Un des points communs les plus évidents entre ces barrières migratoires est la lutte contre l’immigration clandestine, ou plus globalement le « risque migratoire ». On est là au cœur du paradoxe de la mondialisation. En effet, si « société ouverte » il y a, l’ouverture concerne les capitaux et les flux financiers ou de marchandises, mais certainement pas les individus.

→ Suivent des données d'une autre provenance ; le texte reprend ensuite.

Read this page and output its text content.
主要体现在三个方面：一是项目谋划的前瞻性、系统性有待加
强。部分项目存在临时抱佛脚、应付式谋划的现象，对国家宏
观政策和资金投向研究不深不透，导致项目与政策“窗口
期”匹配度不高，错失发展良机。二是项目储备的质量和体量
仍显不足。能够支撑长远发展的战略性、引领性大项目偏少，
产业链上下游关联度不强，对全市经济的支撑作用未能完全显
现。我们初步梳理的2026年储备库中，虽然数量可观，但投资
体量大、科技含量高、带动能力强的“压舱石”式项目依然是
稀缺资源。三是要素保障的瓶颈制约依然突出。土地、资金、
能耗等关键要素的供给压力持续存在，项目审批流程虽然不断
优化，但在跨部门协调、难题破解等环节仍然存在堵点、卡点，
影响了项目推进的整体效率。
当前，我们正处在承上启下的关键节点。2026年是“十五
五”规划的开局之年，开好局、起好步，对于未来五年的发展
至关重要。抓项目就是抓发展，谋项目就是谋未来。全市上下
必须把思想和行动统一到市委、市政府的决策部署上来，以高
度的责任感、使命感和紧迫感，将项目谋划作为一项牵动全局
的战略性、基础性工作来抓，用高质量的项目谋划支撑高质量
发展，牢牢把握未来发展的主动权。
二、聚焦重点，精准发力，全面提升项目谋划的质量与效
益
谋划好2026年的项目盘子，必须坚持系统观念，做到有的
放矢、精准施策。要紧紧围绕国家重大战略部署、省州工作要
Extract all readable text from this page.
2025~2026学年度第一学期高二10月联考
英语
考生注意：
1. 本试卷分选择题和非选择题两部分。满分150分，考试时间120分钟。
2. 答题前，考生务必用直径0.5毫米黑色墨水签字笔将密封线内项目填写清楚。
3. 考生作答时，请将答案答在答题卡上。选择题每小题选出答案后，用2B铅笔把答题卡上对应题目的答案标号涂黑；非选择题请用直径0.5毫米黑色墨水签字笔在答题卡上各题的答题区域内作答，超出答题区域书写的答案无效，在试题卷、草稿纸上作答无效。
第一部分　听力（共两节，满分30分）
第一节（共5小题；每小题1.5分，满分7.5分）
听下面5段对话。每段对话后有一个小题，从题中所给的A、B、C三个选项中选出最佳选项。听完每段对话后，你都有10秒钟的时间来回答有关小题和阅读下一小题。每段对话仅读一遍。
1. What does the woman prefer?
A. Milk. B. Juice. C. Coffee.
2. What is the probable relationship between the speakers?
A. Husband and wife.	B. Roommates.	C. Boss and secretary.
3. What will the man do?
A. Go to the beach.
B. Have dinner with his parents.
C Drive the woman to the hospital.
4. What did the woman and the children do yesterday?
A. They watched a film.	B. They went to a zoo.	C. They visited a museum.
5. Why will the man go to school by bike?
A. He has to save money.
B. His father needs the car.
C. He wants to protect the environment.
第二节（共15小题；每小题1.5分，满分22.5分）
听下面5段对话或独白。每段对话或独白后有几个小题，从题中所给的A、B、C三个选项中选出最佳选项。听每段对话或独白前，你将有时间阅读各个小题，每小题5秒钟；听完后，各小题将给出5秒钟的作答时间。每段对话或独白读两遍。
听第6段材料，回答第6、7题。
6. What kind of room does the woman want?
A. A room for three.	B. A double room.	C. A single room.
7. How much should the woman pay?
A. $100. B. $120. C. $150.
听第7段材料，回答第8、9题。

Dans le cas de l’Amérique du Nord, une des conséquences les plus immédiates des attentats du 11 septembre 2001 a été « un renforcement spectaculaire des inspections frontalières et le durcissement des politiques concernant les frontières et les flux transfrontaliers » (Andreas, 2003, p.1-2). Matthew Sparke (2006) a souligné comment, dans le contexte « post 11 septembre », une contradiction s’est imposée : à savoir garantir la fluidité des passages aux frontières, au moins pour les flux commerciaux, et relever le niveau de sécurité et de contrôle sur ces mêmes lignes ? M. Sparke montre comment, dans ce contexte contradictoire, une business class civil citizenship s’est formée, jouissant d’une grande liberté de mouvement alors que se restreignent au contraire les possibilités de franchissement des frontières pour les autres citoyens du monde — et pour être clair : pour les plus pauvres d’entre eux. D’évidence, les citoyens du « centre » et ceux de la « périphérie » ne sont pas placés sur un pied d’égalité. Les contrôles exercés par les Etats et les structures officielles induisent une liberté de circulation « différentielle », variable suivant le côté des barrières selon lequel on réside. La barrière est ouverte aux flux dans un sens, pas dans un autre.

Cette situation est en contradiction à la fois avec l’intégration économique régionale des pays cités (Etats-Unis et Mexique sont tous deux membres de l’ALENA ; Zimbabwe et Botswana sont membres de la Southern Africa Development Community), mais aussi avec les valeurs affichées par la communauté internationale (dont la Déclaration Universelle des Droits de l’Homme de 1948).

Copyright novembre 2009-Rosière/diploweb.com


Références :
BALLIF Florine, ROSIÈRE Stéphane, (2009), « Le défi des teichopolitiques. Analyser la fermeture contemporaine des territoires », L’Espace Géographique, vol. 38, n°3/2009, pp.193-206.
FOUCHER Michel, (2007). L’obsession des frontières, Paris, Perrin, 248 p.